ThinkWork is multi-tenant within a single deployment. Every Aurora table has a tenant_id column and all queries are tenant-scoped. The Cognito identity pool maps users to tenants at login time.

Row-level security (Postgres RLS) enforces tenant isolation at the database level — even if application code has a bug, a query cannot return data from another tenant.

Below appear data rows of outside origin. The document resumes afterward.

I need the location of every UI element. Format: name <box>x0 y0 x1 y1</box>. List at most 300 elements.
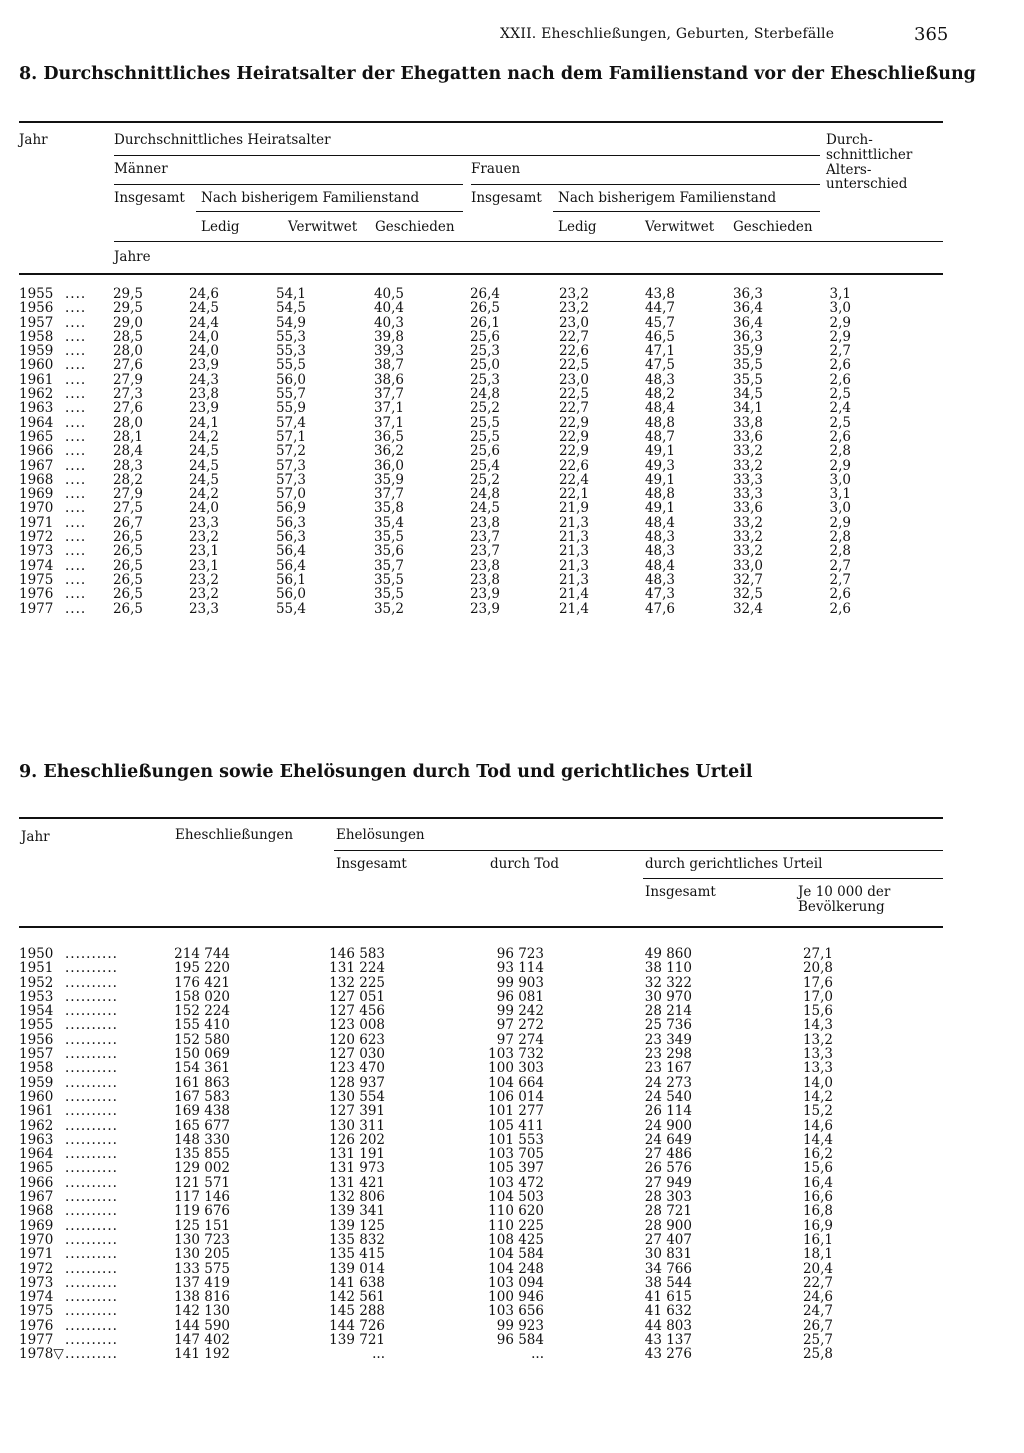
table-cell: 22,6 <box>558 343 589 360</box>
table-cell: 96 723 <box>496 946 544 962</box>
table-cell: 32 322 <box>644 974 692 991</box>
table-cell: 2,9 <box>829 457 851 474</box>
table-cell: 48,8 <box>644 414 675 431</box>
table-row <box>19 947 939 961</box>
table-cell: 22,7 <box>558 328 589 345</box>
table-cell: 2,9 <box>829 514 851 531</box>
table-cell: 54,9 <box>275 314 306 331</box>
table-cell: 41 632 <box>644 1303 692 1320</box>
leader-dots: .... <box>65 371 87 388</box>
table-cell: 21,3 <box>558 529 589 546</box>
leader-dots: .... <box>65 428 87 445</box>
leader-dots: .......... <box>65 1246 118 1263</box>
table-cell: 127 051 <box>329 988 385 1005</box>
table-cell: 36,4 <box>732 300 763 317</box>
table-cell: 36,4 <box>732 314 763 331</box>
table-cell: 40,5 <box>373 286 404 302</box>
row-year: 1953 <box>19 988 54 1005</box>
table-cell: 24,7 <box>802 1303 833 1320</box>
table-cell: 120 623 <box>329 1031 385 1048</box>
table-cell: 195 220 <box>174 960 230 977</box>
row-year: 1957 <box>19 1046 54 1063</box>
table-row <box>19 1319 939 1333</box>
table-cell: 33,6 <box>732 428 763 445</box>
table-cell: 27,6 <box>112 357 143 374</box>
leader-dots: .......... <box>65 1217 118 1234</box>
table-cell: 119 676 <box>174 1203 230 1220</box>
table-row <box>19 330 939 344</box>
table-cell: 142 561 <box>329 1289 385 1306</box>
table-cell: 35,5 <box>373 586 404 603</box>
leader-dots: .... <box>65 586 87 603</box>
table9-header-total: Insgesamt <box>336 856 407 872</box>
leader-dots: .......... <box>65 1146 118 1163</box>
table-cell: 35,2 <box>373 600 404 617</box>
row-year: 1962 <box>19 1117 54 1134</box>
leader-dots: .... <box>65 486 87 503</box>
table-cell: 23,1 <box>188 543 219 560</box>
leader-dots: .......... <box>65 1060 118 1077</box>
table-cell: 35,7 <box>373 557 404 574</box>
table-cell: 48,4 <box>644 514 675 531</box>
table-cell: 24,0 <box>188 500 219 517</box>
table9-header-bottom-rule <box>19 926 943 928</box>
row-year: 1967 <box>19 1189 54 1206</box>
table-cell: 104 503 <box>488 1189 544 1206</box>
table-cell: 38,6 <box>373 371 404 388</box>
table-cell: 22,9 <box>558 428 589 445</box>
table-cell: 146 583 <box>329 946 385 962</box>
table-cell: 33,0 <box>732 557 763 574</box>
table-cell: 167 583 <box>174 1088 230 1105</box>
row-year: 1978▽ <box>19 1346 64 1363</box>
table-cell: 27,6 <box>112 400 143 417</box>
row-year: 1968 <box>19 1203 54 1220</box>
table-cell: 24 900 <box>644 1117 692 1134</box>
table-cell: 139 341 <box>329 1203 385 1220</box>
leader-dots: .......... <box>65 960 118 977</box>
table-cell: 2,6 <box>829 357 851 374</box>
table-cell: 24,4 <box>188 314 219 331</box>
table-cell: 3,1 <box>829 286 851 302</box>
table-cell: 123 470 <box>329 1060 385 1077</box>
table-row <box>19 1190 939 1204</box>
table-cell: 20,4 <box>802 1260 833 1277</box>
table-cell: 27,9 <box>112 371 143 388</box>
row-year: 1976 <box>19 586 54 603</box>
table-cell: 57,3 <box>275 471 306 488</box>
leader-dots: .......... <box>65 1189 118 1206</box>
table8-header-prev-status-f: Nach bisherigem Familienstand <box>558 190 777 206</box>
table-row <box>19 1347 939 1361</box>
table-cell: 26,5 <box>112 600 143 617</box>
table-row <box>19 373 939 387</box>
leader-dots: .......... <box>65 1174 118 1191</box>
table8-rule-unit <box>114 241 943 242</box>
table-cell: 16,2 <box>802 1146 833 1163</box>
table-cell: 2,6 <box>829 428 851 445</box>
table-cell: 44 803 <box>644 1317 692 1334</box>
table-cell: 40,4 <box>373 300 404 317</box>
table-cell: 21,3 <box>558 571 589 588</box>
leader-dots: .... <box>65 600 87 617</box>
row-year: 1973 <box>19 1274 54 1291</box>
row-year: 1955 <box>19 1017 54 1034</box>
table9-header-court-total: Insgesamt <box>645 884 716 900</box>
table-cell: 25,8 <box>802 1346 833 1363</box>
table-cell: 3,0 <box>829 300 851 317</box>
table-cell: 15,2 <box>802 1103 833 1120</box>
table-cell: 145 288 <box>329 1303 385 1320</box>
leader-dots: .......... <box>65 1160 118 1177</box>
table-cell: 139 014 <box>329 1260 385 1277</box>
table-cell: 23,8 <box>469 571 500 588</box>
table-cell: 24,3 <box>188 371 219 388</box>
table-cell: 48,7 <box>644 428 675 445</box>
table-cell: 27,1 <box>802 946 833 962</box>
table-cell: 103 705 <box>488 1146 544 1163</box>
table8-header-diff-2: schnittlicher <box>826 147 913 163</box>
row-year: 1966 <box>19 1174 54 1191</box>
row-year: 1977 <box>19 1332 54 1349</box>
table-cell: 26,4 <box>469 286 500 302</box>
table-cell: 132 806 <box>329 1189 385 1206</box>
table9-body <box>19 947 939 1362</box>
leader-dots: .......... <box>65 1088 118 1105</box>
table-cell: 2,9 <box>829 314 851 331</box>
table-row <box>19 316 939 330</box>
leader-dots: .......... <box>65 1074 118 1091</box>
table8-rule-prev-f <box>553 211 820 212</box>
table-cell: 38,7 <box>373 357 404 374</box>
table-row <box>19 1247 939 1261</box>
table-cell: 35,6 <box>373 543 404 560</box>
leader-dots: .... <box>65 300 87 317</box>
table-cell: 105 411 <box>488 1117 544 1134</box>
table-cell: 17,0 <box>802 988 833 1005</box>
table-cell: 56,9 <box>275 500 306 517</box>
table-row <box>19 1176 939 1190</box>
table-cell: 49,1 <box>644 471 675 488</box>
table-row <box>19 358 939 372</box>
table-cell: 56,0 <box>275 586 306 603</box>
table-cell: 110 620 <box>488 1203 544 1220</box>
table-row <box>19 990 939 1004</box>
table-cell: 32,5 <box>732 586 763 603</box>
table-cell: 47,5 <box>644 357 675 374</box>
leader-dots: .......... <box>65 1317 118 1334</box>
table-cell: 141 192 <box>174 1346 230 1363</box>
row-year: 1964 <box>19 1146 54 1163</box>
table-cell: 23,2 <box>188 586 219 603</box>
table-cell: 97 274 <box>496 1031 544 1048</box>
table-cell: 20,8 <box>802 960 833 977</box>
table-cell: 2,9 <box>829 328 851 345</box>
table-cell: 56,3 <box>275 529 306 546</box>
table-cell: 93 114 <box>496 960 544 977</box>
table-cell: 21,3 <box>558 557 589 574</box>
table-cell: 33,6 <box>732 500 763 517</box>
table-cell: 34 766 <box>644 1260 692 1277</box>
row-year: 1971 <box>19 514 54 531</box>
table-cell: 25,7 <box>802 1332 833 1349</box>
leader-dots: .......... <box>65 1303 118 1320</box>
leader-dots: .......... <box>65 1117 118 1134</box>
table-row <box>19 1133 939 1147</box>
table-cell: 15,6 <box>802 1003 833 1020</box>
table-cell: 30 970 <box>644 988 692 1005</box>
leader-dots: .... <box>65 543 87 560</box>
table8-rule-men <box>114 184 463 185</box>
table8-header-widowed-f: Verwitwet <box>645 219 715 235</box>
row-year: 1954 <box>19 1003 54 1020</box>
running-title: XXII. Eheschließungen, Geburten, Sterbefälle <box>500 26 835 42</box>
table-cell: 37,7 <box>373 386 404 403</box>
table-cell: 103 656 <box>488 1303 544 1320</box>
table-cell: 131 973 <box>329 1160 385 1177</box>
table-cell: 56,3 <box>275 514 306 531</box>
table-row <box>19 1033 939 1047</box>
table-cell: 25,6 <box>469 328 500 345</box>
table-cell: 26,5 <box>112 529 143 546</box>
table9-header-by-death: durch Tod <box>490 856 560 872</box>
table-cell: 2,5 <box>829 414 851 431</box>
row-year: 1969 <box>19 1217 54 1234</box>
leader-dots: .... <box>65 443 87 460</box>
leader-dots: .......... <box>65 1274 118 1291</box>
leader-dots: .... <box>65 400 87 417</box>
table-cell: 55,9 <box>275 400 306 417</box>
table-cell: 18,1 <box>802 1246 833 1263</box>
leader-dots: .......... <box>65 1003 118 1020</box>
leader-dots: .... <box>65 457 87 474</box>
table-cell: 24,0 <box>188 328 219 345</box>
table-cell: 35,5 <box>373 571 404 588</box>
table-cell: 101 553 <box>488 1131 544 1148</box>
row-year: 1959 <box>19 1074 54 1091</box>
table-row <box>19 1147 939 1161</box>
table-cell: 45,7 <box>644 314 675 331</box>
table-cell: 35,9 <box>732 343 763 360</box>
row-year: 1974 <box>19 557 54 574</box>
table-cell: 24,2 <box>188 428 219 445</box>
table-cell: 14,3 <box>802 1017 833 1034</box>
table-cell: 139 125 <box>329 1217 385 1234</box>
table-cell: 26,5 <box>112 543 143 560</box>
table-cell: 40,3 <box>373 314 404 331</box>
row-year: 1955 <box>19 286 54 302</box>
table-cell: 127 391 <box>329 1103 385 1120</box>
table9-top-rule <box>19 817 943 819</box>
table-cell: 127 030 <box>329 1046 385 1063</box>
table8-header-diff-1: Durch- <box>826 132 873 148</box>
table-cell: 16,6 <box>802 1189 833 1206</box>
table-cell: 56,4 <box>275 543 306 560</box>
table-cell: 46,5 <box>644 328 675 345</box>
table9-rule-court <box>643 878 943 879</box>
table-cell: 26,7 <box>802 1317 833 1334</box>
table-cell: 103 094 <box>488 1274 544 1291</box>
table8-header-unit: Jahre <box>114 249 151 265</box>
table-cell: 23 167 <box>644 1060 692 1077</box>
table-cell: 26,5 <box>112 571 143 588</box>
row-year: 1975 <box>19 1303 54 1320</box>
table-cell: 100 946 <box>488 1289 544 1306</box>
table-cell: 21,3 <box>558 514 589 531</box>
table-cell: 33,2 <box>732 529 763 546</box>
table-row <box>19 416 939 430</box>
leader-dots: .... <box>65 314 87 331</box>
table-cell: 3,0 <box>829 500 851 517</box>
table-cell: 24 273 <box>644 1074 692 1091</box>
table-cell: 135 415 <box>329 1246 385 1263</box>
table-cell: 16,1 <box>802 1231 833 1248</box>
table-cell: 127 456 <box>329 1003 385 1020</box>
table-row <box>19 1262 939 1276</box>
table-row <box>19 559 939 573</box>
table9-header-per-10000-2: Bevölkerung <box>798 899 885 915</box>
table-cell: 33,2 <box>732 543 763 560</box>
row-year: 1963 <box>19 1131 54 1148</box>
leader-dots: .... <box>65 343 87 360</box>
table-cell: 30 831 <box>644 1246 692 1263</box>
table-cell: 26,7 <box>112 514 143 531</box>
table-cell: 130 723 <box>174 1231 230 1248</box>
row-year: 1975 <box>19 571 54 588</box>
leader-dots: .......... <box>65 946 118 962</box>
table-cell: 57,4 <box>275 414 306 431</box>
table-cell: 35,8 <box>373 500 404 517</box>
table-cell: 24 540 <box>644 1088 692 1105</box>
table-cell: 144 590 <box>174 1317 230 1334</box>
table-cell: 139 721 <box>329 1332 385 1349</box>
row-year: 1956 <box>19 1031 54 1048</box>
table-cell: 49,1 <box>644 500 675 517</box>
table-cell: 34,5 <box>732 386 763 403</box>
table-cell: 2,6 <box>829 586 851 603</box>
table-row <box>19 1276 939 1290</box>
table-cell: 25,6 <box>469 443 500 460</box>
table-cell: 138 816 <box>174 1289 230 1306</box>
table-cell: 25,5 <box>469 428 500 445</box>
table-cell: 26 114 <box>644 1103 692 1120</box>
table-cell: 25,2 <box>469 471 500 488</box>
table-cell: 21,3 <box>558 543 589 560</box>
table8-rule-avg <box>114 155 820 156</box>
table-cell: 105 397 <box>488 1160 544 1177</box>
table-row <box>19 444 939 458</box>
table-row <box>19 1090 939 1104</box>
table-cell: ... <box>372 1346 385 1363</box>
table-cell: 25,5 <box>469 414 500 431</box>
leader-dots: .......... <box>65 1260 118 1277</box>
table-cell: 21,9 <box>558 500 589 517</box>
table-cell: 36,3 <box>732 286 763 302</box>
table9-header-marriages: Eheschließungen <box>175 827 294 843</box>
table-cell: 103 732 <box>488 1046 544 1063</box>
table-cell: 100 303 <box>488 1060 544 1077</box>
table-cell: 28,1 <box>112 428 143 445</box>
row-year: 1972 <box>19 529 54 546</box>
row-year: 1959 <box>19 343 54 360</box>
row-year: 1973 <box>19 543 54 560</box>
table-cell: 214 744 <box>174 946 230 962</box>
table-cell: 35,5 <box>732 371 763 388</box>
table-cell: 142 130 <box>174 1303 230 1320</box>
leader-dots: .......... <box>65 1103 118 1120</box>
table-cell: 26,5 <box>469 300 500 317</box>
table-cell: 141 638 <box>329 1274 385 1291</box>
table-cell: 37,7 <box>373 486 404 503</box>
table-cell: 26 576 <box>644 1160 692 1177</box>
table8-header-total-m: Insgesamt <box>114 190 185 206</box>
table-row <box>19 430 939 444</box>
table8-top-rule <box>19 121 943 123</box>
leader-dots: .......... <box>65 1046 118 1063</box>
table-cell: 23,7 <box>469 543 500 560</box>
table-cell: 130 311 <box>329 1117 385 1134</box>
table9-header-jahr: Jahr <box>21 829 50 845</box>
table-cell: 2,6 <box>829 371 851 388</box>
table-cell: 176 421 <box>174 974 230 991</box>
table-cell: 35,9 <box>373 471 404 488</box>
table-cell: 55,5 <box>275 357 306 374</box>
table8-header-prev-status-m: Nach bisherigem Familienstand <box>201 190 420 206</box>
table-cell: 23,9 <box>469 600 500 617</box>
leader-dots: .......... <box>65 1131 118 1148</box>
table-cell: 35,5 <box>373 529 404 546</box>
leader-dots: .......... <box>65 1203 118 1220</box>
table-cell: 29,5 <box>112 286 143 302</box>
table-cell: 23,1 <box>188 557 219 574</box>
table-row <box>19 1233 939 1247</box>
row-year: 1961 <box>19 1103 54 1120</box>
table-cell: 28 721 <box>644 1203 692 1220</box>
table-cell: 22,7 <box>558 400 589 417</box>
row-year: 1957 <box>19 314 54 331</box>
table-row <box>19 1076 939 1090</box>
table-cell: 23,3 <box>188 600 219 617</box>
table-cell: 22,4 <box>558 471 589 488</box>
table-cell: 56,4 <box>275 557 306 574</box>
table-cell: 2,4 <box>829 400 851 417</box>
table-cell: 104 248 <box>488 1260 544 1277</box>
leader-dots: .... <box>65 471 87 488</box>
table-cell: 41 615 <box>644 1289 692 1306</box>
table-cell: 137 419 <box>174 1274 230 1291</box>
table-cell: 133 575 <box>174 1260 230 1277</box>
table-cell: 43 276 <box>644 1346 692 1363</box>
row-year: 1958 <box>19 1060 54 1077</box>
table-cell: 26,5 <box>112 557 143 574</box>
table9-title: 9. Eheschließungen sowie Ehelösungen durch Tod und gerichtliches Urteil <box>19 762 753 782</box>
table-cell: 2,6 <box>829 600 851 617</box>
table-cell: 24,5 <box>188 443 219 460</box>
table-cell: 56,1 <box>275 571 306 588</box>
table-cell: 37,1 <box>373 414 404 431</box>
table-row <box>19 1004 939 1018</box>
table8-header-diff-3: Alters- <box>826 162 872 178</box>
table-cell: 131 191 <box>329 1146 385 1163</box>
leader-dots: .......... <box>65 988 118 1005</box>
table-cell: 165 677 <box>174 1117 230 1134</box>
table-cell: 148 330 <box>174 1131 230 1148</box>
table-cell: 33,3 <box>732 471 763 488</box>
table-row <box>19 1219 939 1233</box>
row-year: 1965 <box>19 1160 54 1177</box>
table-row <box>19 1290 939 1304</box>
table-row <box>19 587 939 601</box>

-- RLS policy (applied automatically by ThinkWork migrations)
CREATE POLICY tenant_isolation ON threads
USING (tenant_id = current_setting('app.current_tenant_id')::uuid);
BoundaryEnforcement
External → APICognito JWT (API Gateway authorizer)
API → AuroraIAM auth + VPC security groups
AgentCore → BedrockIAM role (least privilege)
AgentCore → S3IAM role (read skills, read KB docs, write audit logs)
AgentCore → SSMIAM role (read credentials for assigned integrations)
Tenant isolationPostgres RLS on all tables
Secrets at restKMS encryption (dedicated key per secret category)
Audit trailAppend-only S3 bucket (no delete permissions on Lambda role)

ThinkWork deploys managed runtimes as container images stored in ECR and hosted by Bedrock AgentCore. The runtime selector chooses between the provisioned functions at invocation time.

The Strands image includes:

  • Python 3.12
  • Strands agent framework
  • Boto3 (Bedrock, S3, SSM, Secrets Manager clients)
  • httpx (for skill HTTP tools)
  • psycopg3 (Aurora connection)
  • The ThinkWork runtime library (tool registration, memory read/write, context assembly)

The Pi image includes:

  • Node.js
  • Pi runtime loop code
  • The ThinkWork invocation envelope and response contract
  • Runtime adapters needed to preserve the same thread, memory, tool, audit, and cost surfaces

Deployments pin both image tags. Upgrading either runtime is a deploy operation, not an admin web setting. Selecting which runtime an agent uses is an agent/template configuration decision.